We held our next tinyML Talks webcast. Tobias Peikenkamp from Hahn-Schickard presented Analysis of ECG Data by Energy Efficient Decision Trees on a Reconfigurable ASIC on July 7, 2021.
The goal of the Pilot Innovation Initiative “KI-Sprung” organized by the Federal Ministry of Education and Research in Germany was to develop an energy efficient algorithm that could detect atrial fibrillation episodes in ECG data. For this project the Charité in Germany collected 16000 labelled ECG datasets, with a 50/50 split between records of healthy persons and records, where atrial fibrillation episodes were recorded. The overall goal of this pilot project was to achieve a recall of 90% and a fallout of 20% with minimized energy cost.

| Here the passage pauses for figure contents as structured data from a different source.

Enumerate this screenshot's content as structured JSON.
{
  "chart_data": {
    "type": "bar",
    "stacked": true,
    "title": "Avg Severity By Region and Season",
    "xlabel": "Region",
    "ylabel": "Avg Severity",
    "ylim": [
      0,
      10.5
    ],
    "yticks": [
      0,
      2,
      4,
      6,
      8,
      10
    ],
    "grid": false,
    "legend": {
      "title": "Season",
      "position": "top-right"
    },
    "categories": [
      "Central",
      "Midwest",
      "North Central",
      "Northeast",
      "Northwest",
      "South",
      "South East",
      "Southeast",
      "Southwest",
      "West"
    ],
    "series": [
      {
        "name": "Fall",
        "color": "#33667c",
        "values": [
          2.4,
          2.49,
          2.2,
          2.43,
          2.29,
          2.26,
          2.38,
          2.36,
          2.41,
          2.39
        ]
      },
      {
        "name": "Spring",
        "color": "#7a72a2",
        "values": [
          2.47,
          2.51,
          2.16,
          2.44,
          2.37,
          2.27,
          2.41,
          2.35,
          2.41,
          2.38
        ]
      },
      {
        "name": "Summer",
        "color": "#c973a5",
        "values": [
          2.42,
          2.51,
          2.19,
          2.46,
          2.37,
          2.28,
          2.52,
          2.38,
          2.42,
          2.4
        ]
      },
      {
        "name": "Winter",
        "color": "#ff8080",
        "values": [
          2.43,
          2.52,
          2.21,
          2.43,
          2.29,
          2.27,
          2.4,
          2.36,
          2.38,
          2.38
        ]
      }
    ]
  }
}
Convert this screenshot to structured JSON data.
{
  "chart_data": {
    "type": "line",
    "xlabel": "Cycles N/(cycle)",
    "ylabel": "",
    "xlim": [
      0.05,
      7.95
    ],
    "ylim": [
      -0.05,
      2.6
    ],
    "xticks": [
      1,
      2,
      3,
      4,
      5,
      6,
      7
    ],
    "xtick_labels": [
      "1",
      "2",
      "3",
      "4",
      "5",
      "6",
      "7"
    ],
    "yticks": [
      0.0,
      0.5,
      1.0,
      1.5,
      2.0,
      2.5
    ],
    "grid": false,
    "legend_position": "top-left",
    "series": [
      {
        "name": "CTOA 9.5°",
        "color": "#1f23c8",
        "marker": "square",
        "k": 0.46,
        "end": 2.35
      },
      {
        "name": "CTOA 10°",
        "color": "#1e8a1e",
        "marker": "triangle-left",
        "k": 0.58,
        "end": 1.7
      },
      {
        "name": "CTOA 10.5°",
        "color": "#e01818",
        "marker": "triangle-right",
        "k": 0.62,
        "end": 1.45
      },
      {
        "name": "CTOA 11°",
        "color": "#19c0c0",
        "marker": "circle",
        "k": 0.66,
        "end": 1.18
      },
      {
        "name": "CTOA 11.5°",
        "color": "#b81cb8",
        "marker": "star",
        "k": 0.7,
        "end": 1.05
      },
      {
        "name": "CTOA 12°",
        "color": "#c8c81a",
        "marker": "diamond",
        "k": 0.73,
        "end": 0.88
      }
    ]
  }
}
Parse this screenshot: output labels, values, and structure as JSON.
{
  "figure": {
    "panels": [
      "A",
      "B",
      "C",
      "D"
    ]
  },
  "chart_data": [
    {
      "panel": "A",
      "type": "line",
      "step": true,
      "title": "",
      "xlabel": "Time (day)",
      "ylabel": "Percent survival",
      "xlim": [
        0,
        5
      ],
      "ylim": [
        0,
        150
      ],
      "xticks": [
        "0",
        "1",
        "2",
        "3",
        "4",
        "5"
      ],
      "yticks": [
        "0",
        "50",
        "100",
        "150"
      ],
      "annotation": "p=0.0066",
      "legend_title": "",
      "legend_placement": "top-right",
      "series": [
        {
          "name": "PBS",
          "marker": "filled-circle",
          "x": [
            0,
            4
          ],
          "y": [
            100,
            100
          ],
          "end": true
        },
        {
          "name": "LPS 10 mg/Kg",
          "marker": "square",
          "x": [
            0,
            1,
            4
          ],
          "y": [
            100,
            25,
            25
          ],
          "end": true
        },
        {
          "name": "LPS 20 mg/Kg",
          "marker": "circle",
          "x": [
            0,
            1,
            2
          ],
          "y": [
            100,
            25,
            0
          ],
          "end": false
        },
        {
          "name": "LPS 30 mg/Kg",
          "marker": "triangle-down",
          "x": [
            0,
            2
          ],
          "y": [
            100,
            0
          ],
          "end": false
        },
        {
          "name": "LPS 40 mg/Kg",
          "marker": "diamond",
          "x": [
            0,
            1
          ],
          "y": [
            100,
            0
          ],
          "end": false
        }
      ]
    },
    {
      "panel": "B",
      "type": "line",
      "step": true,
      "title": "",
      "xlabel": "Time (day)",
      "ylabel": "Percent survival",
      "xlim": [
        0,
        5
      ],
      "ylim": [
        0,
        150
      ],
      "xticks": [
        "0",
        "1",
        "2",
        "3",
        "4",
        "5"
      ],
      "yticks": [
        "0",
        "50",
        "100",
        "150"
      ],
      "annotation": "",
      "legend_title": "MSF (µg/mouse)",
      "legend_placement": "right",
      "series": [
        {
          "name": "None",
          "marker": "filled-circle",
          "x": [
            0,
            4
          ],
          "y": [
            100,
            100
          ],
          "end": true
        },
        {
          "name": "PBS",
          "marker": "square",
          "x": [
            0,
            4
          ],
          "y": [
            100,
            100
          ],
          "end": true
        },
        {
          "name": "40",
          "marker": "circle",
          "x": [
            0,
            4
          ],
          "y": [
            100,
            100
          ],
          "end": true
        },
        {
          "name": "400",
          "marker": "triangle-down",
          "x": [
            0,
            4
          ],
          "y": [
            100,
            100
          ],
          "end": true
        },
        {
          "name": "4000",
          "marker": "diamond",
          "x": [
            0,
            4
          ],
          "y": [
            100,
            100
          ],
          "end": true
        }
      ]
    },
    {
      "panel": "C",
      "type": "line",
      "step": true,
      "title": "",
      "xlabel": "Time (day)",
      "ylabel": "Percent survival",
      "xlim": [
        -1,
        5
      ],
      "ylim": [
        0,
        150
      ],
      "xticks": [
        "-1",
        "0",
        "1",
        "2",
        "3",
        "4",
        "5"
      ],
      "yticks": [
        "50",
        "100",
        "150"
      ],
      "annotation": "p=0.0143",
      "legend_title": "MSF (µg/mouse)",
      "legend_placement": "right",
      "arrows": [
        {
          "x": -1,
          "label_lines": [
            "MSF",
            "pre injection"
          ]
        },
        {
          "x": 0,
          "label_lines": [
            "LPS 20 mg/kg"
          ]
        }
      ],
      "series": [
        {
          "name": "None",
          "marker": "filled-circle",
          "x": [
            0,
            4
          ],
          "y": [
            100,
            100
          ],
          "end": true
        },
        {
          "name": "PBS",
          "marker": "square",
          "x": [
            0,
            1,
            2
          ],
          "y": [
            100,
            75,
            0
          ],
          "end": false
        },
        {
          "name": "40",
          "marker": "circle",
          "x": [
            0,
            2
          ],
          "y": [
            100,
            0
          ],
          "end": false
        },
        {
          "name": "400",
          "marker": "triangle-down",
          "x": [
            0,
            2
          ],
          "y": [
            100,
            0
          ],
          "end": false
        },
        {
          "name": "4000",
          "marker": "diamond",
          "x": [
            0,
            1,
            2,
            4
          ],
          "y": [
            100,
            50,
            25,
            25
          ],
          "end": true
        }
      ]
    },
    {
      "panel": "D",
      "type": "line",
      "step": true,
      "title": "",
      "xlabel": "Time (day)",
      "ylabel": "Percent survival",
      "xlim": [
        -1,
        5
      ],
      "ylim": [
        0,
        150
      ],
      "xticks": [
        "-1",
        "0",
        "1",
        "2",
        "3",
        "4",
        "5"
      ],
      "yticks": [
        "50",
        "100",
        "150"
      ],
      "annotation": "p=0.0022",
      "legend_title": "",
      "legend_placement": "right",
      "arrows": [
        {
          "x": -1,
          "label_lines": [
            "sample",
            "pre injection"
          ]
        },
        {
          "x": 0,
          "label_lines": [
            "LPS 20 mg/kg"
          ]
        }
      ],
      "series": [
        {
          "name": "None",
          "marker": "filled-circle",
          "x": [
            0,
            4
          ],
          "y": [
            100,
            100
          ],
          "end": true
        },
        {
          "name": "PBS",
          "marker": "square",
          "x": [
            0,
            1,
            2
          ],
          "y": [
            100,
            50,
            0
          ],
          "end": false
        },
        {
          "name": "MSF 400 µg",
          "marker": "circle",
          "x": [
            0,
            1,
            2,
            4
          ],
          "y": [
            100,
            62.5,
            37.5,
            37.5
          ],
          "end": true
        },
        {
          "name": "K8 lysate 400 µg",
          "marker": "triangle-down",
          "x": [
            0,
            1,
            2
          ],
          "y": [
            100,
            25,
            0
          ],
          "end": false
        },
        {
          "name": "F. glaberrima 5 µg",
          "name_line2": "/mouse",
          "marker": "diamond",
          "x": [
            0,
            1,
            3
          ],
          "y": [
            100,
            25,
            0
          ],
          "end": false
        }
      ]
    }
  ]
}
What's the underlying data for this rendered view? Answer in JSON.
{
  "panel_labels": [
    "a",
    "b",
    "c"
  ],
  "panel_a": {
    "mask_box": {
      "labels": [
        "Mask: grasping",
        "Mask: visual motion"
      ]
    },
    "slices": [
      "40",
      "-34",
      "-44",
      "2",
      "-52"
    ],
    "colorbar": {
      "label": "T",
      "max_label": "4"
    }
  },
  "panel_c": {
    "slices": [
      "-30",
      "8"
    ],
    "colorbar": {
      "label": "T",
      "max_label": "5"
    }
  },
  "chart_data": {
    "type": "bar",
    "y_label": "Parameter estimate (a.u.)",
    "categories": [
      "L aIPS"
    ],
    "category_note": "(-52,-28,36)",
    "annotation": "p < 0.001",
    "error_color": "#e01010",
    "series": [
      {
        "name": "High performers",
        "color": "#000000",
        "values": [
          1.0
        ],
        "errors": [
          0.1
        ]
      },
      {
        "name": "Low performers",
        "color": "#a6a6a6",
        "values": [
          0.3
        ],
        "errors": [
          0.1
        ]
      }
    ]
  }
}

To achieve this task, we utilized an approach based on classical machine learning: The decision tree ensemble. We developed an innovative architecture for these types of ensembles to improve classification performance. Further we evaluated a set of features calculated over the ECG data and optimized the set depending on the quality of the features and the cost for the feature calculations. We realized this by estimating the cost of the feature calculation in hardware and used this information to optimize the energy usage and also the classification accuracy of the classification algorithm.
We achieved a recall of 92.7% and a fall-out of 14.7% with a maximum energy consumption of 42nJ for a 2-minute ECG dataset.
Tobias Peikenkamp studied computer science at the Carl von Ossietzky University Oldenburg with the focus on autonomous systems, machine learning and Artificial Intelligence. After completing the Master of Science in 2019, he started working at the AI department of Hahn-Schickard where his work involved analysis of sensor data and the application of decision tree ensembling techniques.